Capítulo 17
Página 1/3
Se não estava enganada, Ruana Ning tinha apenas uma avaliação a respeito de tudo aquilo.
Isso dá cadeia.
Não era de admirar que, na noite do grande apagão, ele nem sequer tivesse roubado comida e tivesse partido sozinho de bicicleta. Então era para fazer esse tipo de coisa.
Depois de entregar o “bastão” a Cheng Jikuan, Ruana Ning viu que ele mantinha uma expressão tranquila. Com todo o cuidado, saiu pela janela e entrou no bote.
Cheng Jikuan tornou a prender a mochila e o bastão às costas, pegou o remo e disse:
— Feche a janela. Vamos partir.
Ruana Ning respondeu com um murmúrio.
Eram cinco horas, e o céu ainda estava completamente escuro.
Não havia estrelas nem lua, apenas uma chuva que diminuíra ligeiramente de intensidade.
Ruana Ning tirou uma garrafa de vidro da mochila e, protegendo a chama dentro dela, acendeu uma vela com todo o cuidado. Infelizmente, naquela noite chuvosa, a vela só conseguia emitir uma luz fraca. Felizmente, Cheng Jikuan conhecia bem aquela região, ou teriam se desviado inutilmente do caminho.
Quando o bote inflável saiu silenciosamente do condomínio, Cheng Jikuan olhou para Ruana Ning e perguntou:
— Há algum lugar para onde você queira ir?
A essa altura, Ruana Ning já tinha uma nova opinião sobre ele.
— Sim. Fica um pouco longe daqui, mas sei como chegar.
Cheng Jikuan não fez mais perguntas e começou a remar conforme as instruções dela.
O céu foi clareando aos poucos, e Ruana Ning apagou a vela.
Naquele momento, já estavam a uma boa distância do condomínio. Algumas pessoas nos prédios altos das redondezas os avistaram e gritaram a plenos pulmões:
— Abaixo! É um barco de resgate? É um barco de resgate?
Ruana Ning e Cheng Jikuan trocaram um olhar e fingiram não ter ouvido.
Por causa dos gritos, cada vez mais pessoas apareceram. Ao perceberem que havia apenas uma embarcação, seus olhos imediatamente se encheram de decepção.
— Deve ser o bote inflável de alguma família. Não estão levando nenhum suprimento de resgate.
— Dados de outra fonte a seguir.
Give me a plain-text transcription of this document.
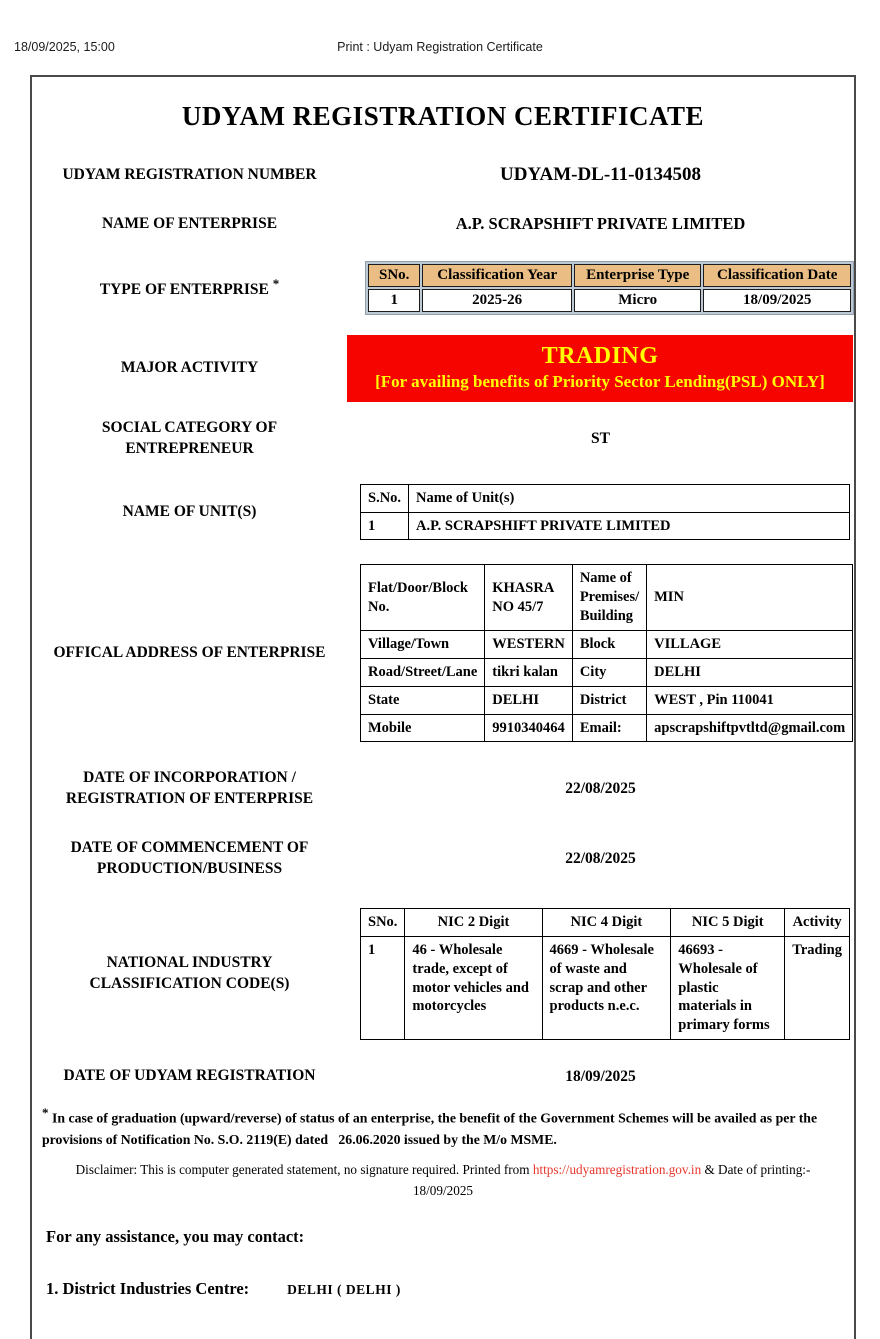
18/09/2025, 15:00	Print : Udyam Registration Certificate
UDYAM REGISTRATION CERTIFICATE
UDYAM REGISTRATION NUMBER	UDYAM-DL-11-0134508
NAME OF ENTERPRISE	A.P. SCRAPSHIFT PRIVATE LIMITED
TYPE OF ENTERPRISE *
SNo.	Classification Year	Enterprise Type	Classification Date
1	2025-26	Micro	18/09/2025
MAJOR ACTIVITY	TRADING
[For availing benefits of Priority Sector Lending(PSL) ONLY]
SOCIAL CATEGORY OF ENTREPRENEUR
ST
NAME OF UNIT(S)
S.No.	Name of Unit(s)
1	A.P. SCRAPSHIFT PRIVATE LIMITED
OFFICAL ADDRESS OF ENTERPRISE
Flat/Door/Block No.	KHASRA NO 45/7	Name of Premises/ Building	MIN
Village/Town	WESTERN	Block	VILLAGE
Road/Street/Lane	tikri kalan	City	DELHI
State	DELHI	District	WEST , Pin 110041
Mobile	9910340464	Email:	apscrapshiftpvtltd@gmail.com
DATE OF INCORPORATION / REGISTRATION OF ENTERPRISE
22/08/2025
DATE OF COMMENCEMENT OF PRODUCTION/BUSINESS
22/08/2025
NATIONAL INDUSTRY CLASSIFICATION CODE(S)
SNo.	NIC 2 Digit	NIC 4 Digit	NIC 5 Digit	Activity
1	46 - Wholesale trade, except of motor vehicles and motorcycles	4669 - Wholesale of waste and scrap and other products n.e.c.	46693 - Wholesale of plastic materials in primary forms	Trading
DATE OF UDYAM REGISTRATION	18/09/2025
* In case of graduation (upward/reverse) of status of an enterprise, the benefit of the Government Schemes will be availed as per the provisions of Notification No. S.O. 2119(E) dated   26.06.2020 issued by the M/o MSME.
Disclaimer: This is computer generated statement, no signature required. Printed from https://udyamregistration.gov.in & Date of printing:-
18/09/2025
For any assistance, you may contact:
1. District Industries Centre:	DELHI ( DELHI )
— Aposto que estão saindo para procurar comida. Que maldita sorte!
— Quem dera eu tivesse um barco. O remédio para o coração da minha mãe está quase acabando. O que vou fazer?
— Mesmo que você tivesse um barco, não adiantaria. Onde encontrar remédios agora? A febre da criança lá embaixo chegou a quarenta e um graus. Só de ouvi-la chorar, sinto que meu coração vai parar.
Todos observavam ansiosamente a pequena embarcação abaixo, com os olhos cheios de preocupação.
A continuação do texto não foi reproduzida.